お陰で、車の中から必要な物を全て取り出せそうです。」
僕は、サスサイと名乗る大男に頭を下げた。
■■■
「取り敢えず、冷感ジェルマット。充電式のコードレス タイプの電気毛布。カイロ。殺虫剤。携帯用の電池式の虫除け。雨具なんかを、バンク ベッドに置いたよ。
必要に応じて、使っていこう。
それと、水や食糧は、パパの異能を活用して、わたしのエコバックから、必要な時に取り出す。って事で。
後、コルとドマの寝床は、取っ手付きのプラスチック ケースの中に、フェイス タオルを入れた物を使う。
コルとドマの餌になる牧草や、齧り木。トイレや砂浴び用の砂は現地調達。
牧草を調達するまでは、コルとドマの餌は、冷凍のカット野菜やドライ フルーツ。
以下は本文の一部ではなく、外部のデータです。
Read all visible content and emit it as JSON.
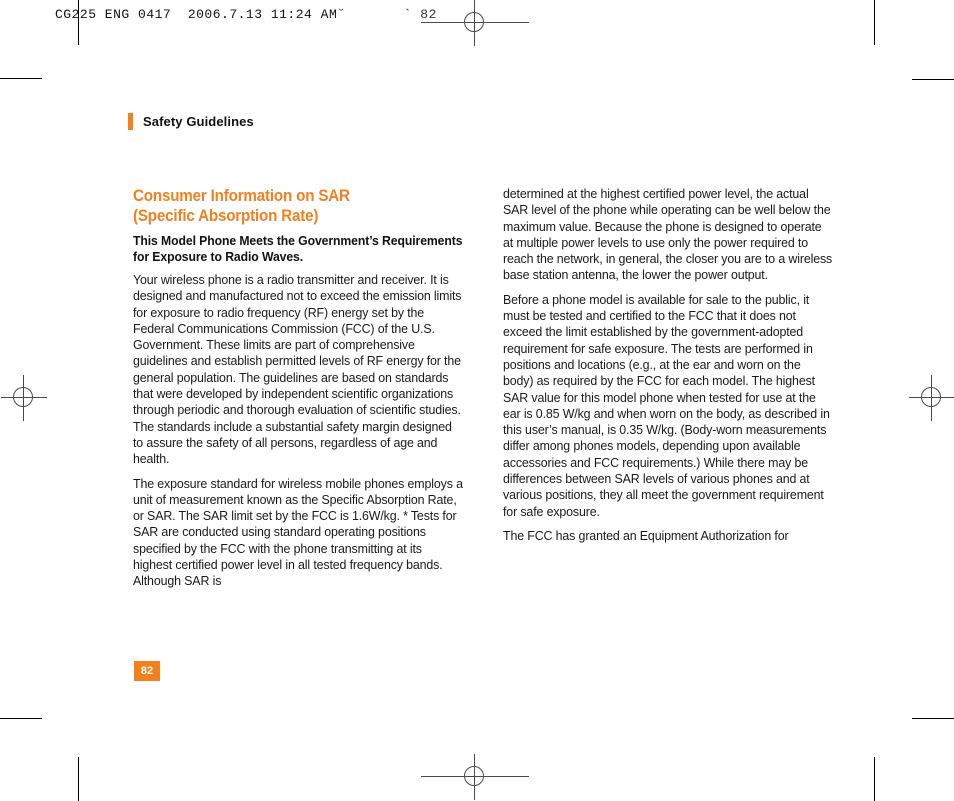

冷凍ササミ等を与える。
そんでもって、トイレは……
寝床とは別の、フェイス タオルを敷いた、プラスチック ケースの中でする。
皆、この認識でオッケーだよね?」
「うん。」×5
皆が、嫁の確認に頷く。
「ディンエさん達からの指示は、こっちが落ち着いたタイミングで貰う。って事で了解を貰ったから……
最初にする事は、お互いの異能を教え合って、役割分担を決める。って作業になるね。」
「うん。」×5
僕の意見に皆が頷いてくれる。
「出来れば……転移する前に、簡単な役割分担だけでも、決めておきたいところでございまするな。」
「せやな。」
レイヒト君の言葉に、プグナコちゃんが深く頷いていた。